De frequenties van de categorische variabelen werden berekend., Voor de kwantitatieve variabelen werd het gemiddelde of de mediaan met de SD of interkwartielafstand (IQR) geschat. Er werden univariate analyses uitgevoerd met behulp van χ2-tests, Fisher-exact-tests en Student-t-tests, afhankelijk van het type gegevens dat werd vergeleken. De multivariate analyses met betrekking tot de rebleedrisico ‘ s werden uitgevoerd met behulp van Cox-regressieanalyses, die verder werden geïllustreerd met behulp van de Kaplan-Meier-methode., De analyse van de rebleedvrije overleving begon op de datum van de eerste bloeding en eindigde op de datum van de eerste rebleeding of de datum van censurering, die plaatsvond bij de laatste follow-up evaluatie, overlijden of resectie. De veranderingen in de initiële en uiteindelijke mRS volgens de behandeling werden vergeleken met behulp van Wilcoxon rank sum tests. Alle tests waren tweezijdig en p < 0,05 werd als significant beschouwd. We gebruikten het statistische softwarepakket SPSS versie 20.0. Voor het jaarlijkse cumulatieve risico van rebleeding gebruikten we de actuariële methode.,

resultaten

demografische bevindingen

Follow-Up en Rebleeding

de mediane follow-up was 3,33 jaar (IQR 1,16-7 jaar; 408,3 patiënt / jaar). Vierentwintig patiënten hadden een recidief tijdens de follow-up, waarvan 13 (54%) optraden in de eerste 2 jaar. Het cumulatieve risico van rebleeding na 1, 2 en 5 jaar was respectievelijk 12,2, 13,8 en 19,8%. De demografische kenmerken van patiënten, medische voorgeschiedenis, laesiekenmerken, klinische manifestaties, behandeling en prognose met en zonder rebleeding worden weergegeven in Tabel 1. Er werden geen verschillen in leeftijd en geslacht gevonden., De medische geschiedenis was vergelijkbaar in beide groepen. De pontinelocatie was de meest voorkomende locatie bij patiënten met rebleeding, hoewel geen enkele locatie significant hoger risico op bloedingen vertoonde (p = 0,69). Ventrale locatie of kruising van het midden van de hersenstam van de BCM was aanwezig bij 14 (58,3%) patiënten met rebleeding (p = 0,04). De grootte van BCM was groter bij de patiënten met rebleeding (mediaan 18 mm; IQR 12,75-22,75 mm) dan bij de patiënten zonder rebleeding (mediaan 15 mm; IQR 10-18 mm; p = 0,035)., Er was geen klinische manifestatie significant verschillend tussen de groepen; Er was echter een trend naar frequentere stoornissen in de mentale toestand bij patiënten met rebleeding (p = 0,064). Twintig (83,3%) patiënten met recidieven ondergingen een conservatieve behandeling; ondertussen ondergingen 4 (16,7%) patiënten een operatie. De recidief van bloedingen kwam vaker voor bij de conservatief behandelde patiënten (p = 0,028) met een herbloedingspercentage van de patiënt per jaar van 10%.,

Tabel 1

demografische kenmerken, medische voorgeschiedenis, laesiekenmerken, klinische manifestaties, behandeling en prognose van patiënten met en zonder rebleeding

risicofactoren voor recidief van bloedingen

fig. 1

tijd tot herbloeding, gestratificeerd naar de grootte van de laesie.

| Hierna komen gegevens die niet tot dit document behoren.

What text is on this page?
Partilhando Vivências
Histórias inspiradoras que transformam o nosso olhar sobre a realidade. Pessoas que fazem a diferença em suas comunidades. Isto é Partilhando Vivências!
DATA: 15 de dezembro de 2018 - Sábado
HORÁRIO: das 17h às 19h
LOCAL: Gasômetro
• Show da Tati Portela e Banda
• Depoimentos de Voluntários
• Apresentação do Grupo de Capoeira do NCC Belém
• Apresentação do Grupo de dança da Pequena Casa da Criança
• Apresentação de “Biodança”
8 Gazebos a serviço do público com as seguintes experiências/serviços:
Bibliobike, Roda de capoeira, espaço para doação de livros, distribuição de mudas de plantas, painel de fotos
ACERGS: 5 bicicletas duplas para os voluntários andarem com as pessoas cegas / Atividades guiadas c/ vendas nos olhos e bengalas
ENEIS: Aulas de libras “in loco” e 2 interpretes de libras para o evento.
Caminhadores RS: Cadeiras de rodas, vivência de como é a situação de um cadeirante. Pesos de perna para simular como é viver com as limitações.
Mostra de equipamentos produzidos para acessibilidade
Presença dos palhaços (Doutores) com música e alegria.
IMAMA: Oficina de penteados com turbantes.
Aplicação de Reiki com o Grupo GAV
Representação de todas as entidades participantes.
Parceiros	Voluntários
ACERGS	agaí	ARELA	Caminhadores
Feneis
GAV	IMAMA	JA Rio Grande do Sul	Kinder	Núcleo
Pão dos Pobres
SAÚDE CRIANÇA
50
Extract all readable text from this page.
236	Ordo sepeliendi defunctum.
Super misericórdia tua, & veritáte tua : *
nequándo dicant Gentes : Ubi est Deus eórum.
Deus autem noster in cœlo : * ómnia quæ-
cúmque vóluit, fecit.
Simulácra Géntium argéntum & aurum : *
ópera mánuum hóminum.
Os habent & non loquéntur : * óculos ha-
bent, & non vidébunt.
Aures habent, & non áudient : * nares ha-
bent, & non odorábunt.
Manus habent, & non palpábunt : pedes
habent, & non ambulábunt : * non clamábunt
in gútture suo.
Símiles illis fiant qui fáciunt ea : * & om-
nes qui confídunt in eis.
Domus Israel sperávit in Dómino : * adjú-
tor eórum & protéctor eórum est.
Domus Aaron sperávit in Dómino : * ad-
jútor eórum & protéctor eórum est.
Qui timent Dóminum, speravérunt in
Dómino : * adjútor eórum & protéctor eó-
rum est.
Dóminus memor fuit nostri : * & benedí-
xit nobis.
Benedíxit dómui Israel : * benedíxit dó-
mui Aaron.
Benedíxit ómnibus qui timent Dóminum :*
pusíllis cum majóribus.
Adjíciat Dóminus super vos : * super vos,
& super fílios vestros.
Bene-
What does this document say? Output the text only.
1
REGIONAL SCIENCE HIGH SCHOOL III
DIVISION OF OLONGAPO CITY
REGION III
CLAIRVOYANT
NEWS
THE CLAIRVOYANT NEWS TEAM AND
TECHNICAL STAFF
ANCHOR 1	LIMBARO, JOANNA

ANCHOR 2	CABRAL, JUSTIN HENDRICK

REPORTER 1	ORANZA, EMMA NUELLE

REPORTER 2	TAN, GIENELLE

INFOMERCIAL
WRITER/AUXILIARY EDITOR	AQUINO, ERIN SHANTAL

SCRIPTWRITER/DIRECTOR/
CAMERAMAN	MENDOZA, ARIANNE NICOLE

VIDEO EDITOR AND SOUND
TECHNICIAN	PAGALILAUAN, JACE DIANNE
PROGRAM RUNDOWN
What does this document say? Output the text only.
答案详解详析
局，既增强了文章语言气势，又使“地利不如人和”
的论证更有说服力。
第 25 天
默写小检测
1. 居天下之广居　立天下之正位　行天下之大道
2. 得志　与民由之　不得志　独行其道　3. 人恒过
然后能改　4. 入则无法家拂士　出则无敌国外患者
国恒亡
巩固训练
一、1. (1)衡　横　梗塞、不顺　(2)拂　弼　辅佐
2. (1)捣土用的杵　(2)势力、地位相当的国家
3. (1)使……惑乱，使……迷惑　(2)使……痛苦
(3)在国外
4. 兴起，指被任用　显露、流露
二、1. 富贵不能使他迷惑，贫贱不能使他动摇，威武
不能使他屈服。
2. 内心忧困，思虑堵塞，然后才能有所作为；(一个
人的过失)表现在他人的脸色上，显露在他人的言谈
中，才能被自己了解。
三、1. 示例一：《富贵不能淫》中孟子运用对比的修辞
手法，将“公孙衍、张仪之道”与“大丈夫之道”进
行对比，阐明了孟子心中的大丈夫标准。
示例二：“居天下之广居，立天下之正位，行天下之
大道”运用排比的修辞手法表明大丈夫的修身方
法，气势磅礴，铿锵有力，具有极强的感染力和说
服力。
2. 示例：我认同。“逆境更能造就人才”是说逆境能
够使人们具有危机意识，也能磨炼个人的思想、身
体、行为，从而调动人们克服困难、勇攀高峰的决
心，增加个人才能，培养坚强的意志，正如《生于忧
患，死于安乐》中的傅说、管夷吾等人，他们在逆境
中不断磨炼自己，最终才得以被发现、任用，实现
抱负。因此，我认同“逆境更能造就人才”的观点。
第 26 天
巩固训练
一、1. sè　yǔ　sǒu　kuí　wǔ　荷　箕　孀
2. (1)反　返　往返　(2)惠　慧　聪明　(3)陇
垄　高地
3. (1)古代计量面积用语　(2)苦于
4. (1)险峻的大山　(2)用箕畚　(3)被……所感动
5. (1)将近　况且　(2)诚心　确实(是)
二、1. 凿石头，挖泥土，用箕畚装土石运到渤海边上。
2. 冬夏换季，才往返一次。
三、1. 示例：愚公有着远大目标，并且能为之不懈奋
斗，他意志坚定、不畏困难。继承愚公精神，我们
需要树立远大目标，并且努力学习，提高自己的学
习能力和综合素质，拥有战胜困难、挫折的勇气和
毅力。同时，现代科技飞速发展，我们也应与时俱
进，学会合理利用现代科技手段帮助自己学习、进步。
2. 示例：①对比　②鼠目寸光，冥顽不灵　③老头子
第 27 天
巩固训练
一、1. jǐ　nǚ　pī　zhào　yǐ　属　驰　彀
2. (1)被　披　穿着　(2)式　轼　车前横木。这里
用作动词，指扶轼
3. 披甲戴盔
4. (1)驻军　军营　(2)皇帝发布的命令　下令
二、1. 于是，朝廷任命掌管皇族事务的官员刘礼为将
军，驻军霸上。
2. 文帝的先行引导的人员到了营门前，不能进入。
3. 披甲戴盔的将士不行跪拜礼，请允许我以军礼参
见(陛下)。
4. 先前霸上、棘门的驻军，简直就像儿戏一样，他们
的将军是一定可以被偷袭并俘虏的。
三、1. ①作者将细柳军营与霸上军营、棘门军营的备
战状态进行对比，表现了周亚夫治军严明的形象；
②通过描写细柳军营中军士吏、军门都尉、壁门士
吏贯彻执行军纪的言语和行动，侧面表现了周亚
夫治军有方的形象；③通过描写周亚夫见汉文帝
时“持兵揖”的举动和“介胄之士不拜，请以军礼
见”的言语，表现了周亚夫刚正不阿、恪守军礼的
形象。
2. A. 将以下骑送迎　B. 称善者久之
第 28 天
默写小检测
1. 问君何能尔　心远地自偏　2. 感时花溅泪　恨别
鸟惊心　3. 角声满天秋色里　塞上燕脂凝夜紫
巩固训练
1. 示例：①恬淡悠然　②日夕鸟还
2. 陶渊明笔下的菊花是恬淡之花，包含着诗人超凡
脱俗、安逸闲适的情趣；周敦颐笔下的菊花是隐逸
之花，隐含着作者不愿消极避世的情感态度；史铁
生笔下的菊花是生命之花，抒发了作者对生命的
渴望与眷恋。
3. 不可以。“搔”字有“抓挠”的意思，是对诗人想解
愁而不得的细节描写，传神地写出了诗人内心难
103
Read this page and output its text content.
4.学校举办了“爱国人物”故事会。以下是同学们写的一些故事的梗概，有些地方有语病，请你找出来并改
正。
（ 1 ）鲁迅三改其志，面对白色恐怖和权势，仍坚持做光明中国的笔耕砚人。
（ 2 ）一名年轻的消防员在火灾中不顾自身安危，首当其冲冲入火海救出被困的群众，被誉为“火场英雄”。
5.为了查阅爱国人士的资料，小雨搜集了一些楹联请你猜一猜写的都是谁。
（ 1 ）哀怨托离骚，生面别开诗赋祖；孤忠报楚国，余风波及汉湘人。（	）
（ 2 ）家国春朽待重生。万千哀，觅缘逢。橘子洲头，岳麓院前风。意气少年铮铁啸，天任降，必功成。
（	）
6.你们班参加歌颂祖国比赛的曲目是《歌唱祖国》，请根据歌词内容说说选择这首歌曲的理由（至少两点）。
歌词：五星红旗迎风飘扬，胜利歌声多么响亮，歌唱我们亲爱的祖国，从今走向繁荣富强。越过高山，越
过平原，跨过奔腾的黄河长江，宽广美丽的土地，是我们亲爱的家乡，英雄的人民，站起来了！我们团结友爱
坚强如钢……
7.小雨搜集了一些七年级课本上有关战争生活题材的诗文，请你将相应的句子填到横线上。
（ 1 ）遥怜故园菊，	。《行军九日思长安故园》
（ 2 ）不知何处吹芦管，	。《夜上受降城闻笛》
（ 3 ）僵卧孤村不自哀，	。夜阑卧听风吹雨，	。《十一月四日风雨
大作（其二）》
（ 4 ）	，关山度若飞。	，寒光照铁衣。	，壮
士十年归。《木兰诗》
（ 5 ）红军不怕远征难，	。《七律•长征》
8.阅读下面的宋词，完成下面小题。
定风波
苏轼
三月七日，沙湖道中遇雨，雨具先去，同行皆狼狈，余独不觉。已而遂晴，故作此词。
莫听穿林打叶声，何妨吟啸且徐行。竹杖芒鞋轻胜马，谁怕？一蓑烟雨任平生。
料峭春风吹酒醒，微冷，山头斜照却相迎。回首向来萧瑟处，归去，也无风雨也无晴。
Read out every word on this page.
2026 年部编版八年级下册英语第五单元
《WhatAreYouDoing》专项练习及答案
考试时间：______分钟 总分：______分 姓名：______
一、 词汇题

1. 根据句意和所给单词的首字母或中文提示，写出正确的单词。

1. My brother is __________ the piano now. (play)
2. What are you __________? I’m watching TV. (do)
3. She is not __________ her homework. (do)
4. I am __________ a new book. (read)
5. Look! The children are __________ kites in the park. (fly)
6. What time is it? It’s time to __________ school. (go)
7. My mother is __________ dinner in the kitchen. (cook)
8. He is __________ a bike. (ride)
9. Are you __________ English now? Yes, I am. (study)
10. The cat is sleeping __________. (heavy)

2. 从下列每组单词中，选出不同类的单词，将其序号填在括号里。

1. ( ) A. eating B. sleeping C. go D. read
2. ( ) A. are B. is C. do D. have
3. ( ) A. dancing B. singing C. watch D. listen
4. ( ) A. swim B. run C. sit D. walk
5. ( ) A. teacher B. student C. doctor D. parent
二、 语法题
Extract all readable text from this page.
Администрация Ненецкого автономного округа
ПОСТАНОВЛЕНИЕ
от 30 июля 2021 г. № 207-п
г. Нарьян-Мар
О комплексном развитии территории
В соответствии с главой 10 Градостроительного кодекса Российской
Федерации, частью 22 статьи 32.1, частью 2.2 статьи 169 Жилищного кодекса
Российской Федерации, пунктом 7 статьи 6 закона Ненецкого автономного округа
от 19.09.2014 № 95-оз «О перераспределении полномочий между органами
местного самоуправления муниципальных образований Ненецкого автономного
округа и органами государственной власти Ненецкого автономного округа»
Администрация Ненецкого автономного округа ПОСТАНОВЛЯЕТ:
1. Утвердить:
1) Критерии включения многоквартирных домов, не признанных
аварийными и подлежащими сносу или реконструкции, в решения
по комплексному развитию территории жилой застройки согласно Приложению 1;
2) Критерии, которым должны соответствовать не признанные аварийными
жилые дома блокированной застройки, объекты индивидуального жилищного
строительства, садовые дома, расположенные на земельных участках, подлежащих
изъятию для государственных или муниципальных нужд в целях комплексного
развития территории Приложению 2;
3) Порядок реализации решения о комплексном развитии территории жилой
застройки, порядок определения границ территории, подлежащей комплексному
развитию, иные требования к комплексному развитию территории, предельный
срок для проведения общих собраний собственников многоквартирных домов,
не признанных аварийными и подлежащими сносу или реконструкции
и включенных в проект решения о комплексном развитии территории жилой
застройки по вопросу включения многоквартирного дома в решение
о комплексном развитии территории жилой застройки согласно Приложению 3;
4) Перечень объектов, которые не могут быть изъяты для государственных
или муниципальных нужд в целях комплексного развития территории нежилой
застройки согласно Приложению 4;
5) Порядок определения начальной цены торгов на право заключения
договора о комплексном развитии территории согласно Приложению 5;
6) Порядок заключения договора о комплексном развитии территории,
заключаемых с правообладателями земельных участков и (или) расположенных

resultaat volgens de eindbehandeling

Elf (17.,4%) patiënten in de conservatieve groep ondergingen een operatie als gevolg van rebleeding, en 3 (8%) patiënten in de chirurgische groep ondervonden nieuwe neurologische tekorten en vereisten herinterventies. Aan het einde van de follow-up kregen 51 patiënten een conservatieve behandeling en 48 patiënten ondergingen operaties. Bij patiënten die met een operatie werden behandeld, was de BCM-locatie de middenhersenen bij 14 (29,2%), de pons bij 29 (60,4%) en de medulla bij 5 (10,4%). Figuur 2 illustreert de mRS volgens de behandeling.

Fig., 2

mRS variatie afhankelijk van medische en chirurgische behandeling.

de mortaliteit in de niet-chirurgische groep was 9,8% (5 patiënten) vs.1 (2,1%) in de chirurgische groep (p = 0,2).

discussie

BCM ‘ s worden over het algemeen geassocieerd met ernstige neurologische tekorten als gevolg van herhaalde bloedingen. Zodra cavernomas bloeden, de rebleeding tarief stijgt tot 45% per persoon per jaar ., De optimale behandeling voor deze laesies blijft een kwestie van debat, en hoe cavernomas die een hoog risico op het ontwikkelen van bloeding recidieven of het produceren van ernstige neurologische tekorten te identificeren blijft onduidelijk. Het beter begrijpen van de natuurlijke geschiedenis van BMC zal de conservatieve of chirurgische behandeling indicaties van deze zeldzame laesies verbreden.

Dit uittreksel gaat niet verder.